Because tennis is controlled by several organizations instead of one unified umbrella league like most major sports, Sackmann believes such crowdsourced initiatives are the best bet for changing the face of tennis analytics, and that much of the reason for the statistical stagnation in tennis comes from simple lack of necessity from the sport’s stakeholders.

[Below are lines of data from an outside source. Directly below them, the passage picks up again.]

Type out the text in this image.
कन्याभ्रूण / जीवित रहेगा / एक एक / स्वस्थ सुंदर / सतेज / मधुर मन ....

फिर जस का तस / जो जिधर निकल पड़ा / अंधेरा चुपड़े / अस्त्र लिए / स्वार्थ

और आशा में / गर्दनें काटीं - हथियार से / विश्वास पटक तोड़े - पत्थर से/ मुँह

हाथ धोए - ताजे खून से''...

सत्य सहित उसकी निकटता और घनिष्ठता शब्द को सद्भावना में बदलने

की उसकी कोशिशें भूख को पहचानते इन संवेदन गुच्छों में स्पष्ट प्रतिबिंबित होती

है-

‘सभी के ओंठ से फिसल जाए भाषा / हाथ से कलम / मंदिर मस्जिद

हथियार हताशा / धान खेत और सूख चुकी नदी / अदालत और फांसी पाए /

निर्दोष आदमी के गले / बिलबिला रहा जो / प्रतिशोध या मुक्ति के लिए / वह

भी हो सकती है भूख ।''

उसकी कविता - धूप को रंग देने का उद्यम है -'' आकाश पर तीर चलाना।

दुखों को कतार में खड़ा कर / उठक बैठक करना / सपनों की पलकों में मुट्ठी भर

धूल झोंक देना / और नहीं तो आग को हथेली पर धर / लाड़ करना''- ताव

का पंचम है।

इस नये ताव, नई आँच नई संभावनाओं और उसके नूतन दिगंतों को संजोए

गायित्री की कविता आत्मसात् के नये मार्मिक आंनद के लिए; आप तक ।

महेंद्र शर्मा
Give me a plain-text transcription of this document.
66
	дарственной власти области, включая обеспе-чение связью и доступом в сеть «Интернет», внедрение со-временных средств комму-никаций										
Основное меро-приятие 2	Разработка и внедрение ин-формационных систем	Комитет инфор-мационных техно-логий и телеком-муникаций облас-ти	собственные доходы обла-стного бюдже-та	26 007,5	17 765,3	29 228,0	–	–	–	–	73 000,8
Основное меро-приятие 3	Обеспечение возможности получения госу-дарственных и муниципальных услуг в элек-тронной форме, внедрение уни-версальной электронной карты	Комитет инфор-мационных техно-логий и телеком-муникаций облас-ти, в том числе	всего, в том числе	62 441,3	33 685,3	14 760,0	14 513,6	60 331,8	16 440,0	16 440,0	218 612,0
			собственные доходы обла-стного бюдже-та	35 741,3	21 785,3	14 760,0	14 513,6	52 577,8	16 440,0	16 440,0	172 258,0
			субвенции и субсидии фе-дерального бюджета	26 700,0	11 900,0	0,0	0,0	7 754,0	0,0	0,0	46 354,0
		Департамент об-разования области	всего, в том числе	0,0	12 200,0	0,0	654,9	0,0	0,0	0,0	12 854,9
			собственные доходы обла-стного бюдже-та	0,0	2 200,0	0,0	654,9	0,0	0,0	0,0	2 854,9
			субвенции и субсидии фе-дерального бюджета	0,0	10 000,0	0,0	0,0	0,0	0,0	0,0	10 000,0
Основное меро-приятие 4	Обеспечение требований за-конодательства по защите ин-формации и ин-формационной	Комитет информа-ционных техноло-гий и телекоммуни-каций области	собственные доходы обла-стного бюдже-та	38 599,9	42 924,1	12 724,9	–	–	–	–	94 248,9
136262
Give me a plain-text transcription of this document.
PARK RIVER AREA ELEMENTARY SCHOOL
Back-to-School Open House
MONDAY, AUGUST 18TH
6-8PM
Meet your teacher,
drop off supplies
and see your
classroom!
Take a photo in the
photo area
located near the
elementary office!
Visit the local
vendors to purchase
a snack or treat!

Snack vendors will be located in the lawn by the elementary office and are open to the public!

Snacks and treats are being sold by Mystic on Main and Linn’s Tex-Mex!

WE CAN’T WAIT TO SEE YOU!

“The people who will pay for stats, the people who will drive analytics forward, are the ones who need to make multimillion dollar decisions,” he said. “If you’re the general manager of the Yankees, it’s worth millions of dollars to know if you should draft this player, or trade for this player. You need to know how much each individual player is worth on a team. That’s what a lot of analytics are about. If the Yankees won 100 games this year, how much of that can we credit to the shortstop or the center fielder or the closer?

“Whereas in tennis, if Roger Federer wins a match, you can credit 100% of that to Roger Federer, right? You don’t need somebody with a spreadsheet to tell whether that’s 70% Roger and 30% [Federer’s coach] Severin Luthi. So there’s not really demand for it.”

Without access to numbers to prove or disprove potentially incorrect notions, tennis coaches, analysts, players and journalists have had to rely more on established adages than actual evidence.

“I’m not saying this to be critical of tennis commentators, but listen to them talk for an hour and you’ll hear so many unproven assertions that the whole tennis world has taken for granted,” he said. “Maybe they’re right; I’m sure some of them are correct. Our perception that players are more likely to break after they’ve been broken, things like that. But we don’t have the proof. No one has ever looked into these things, because the data has made it so hard to do so.”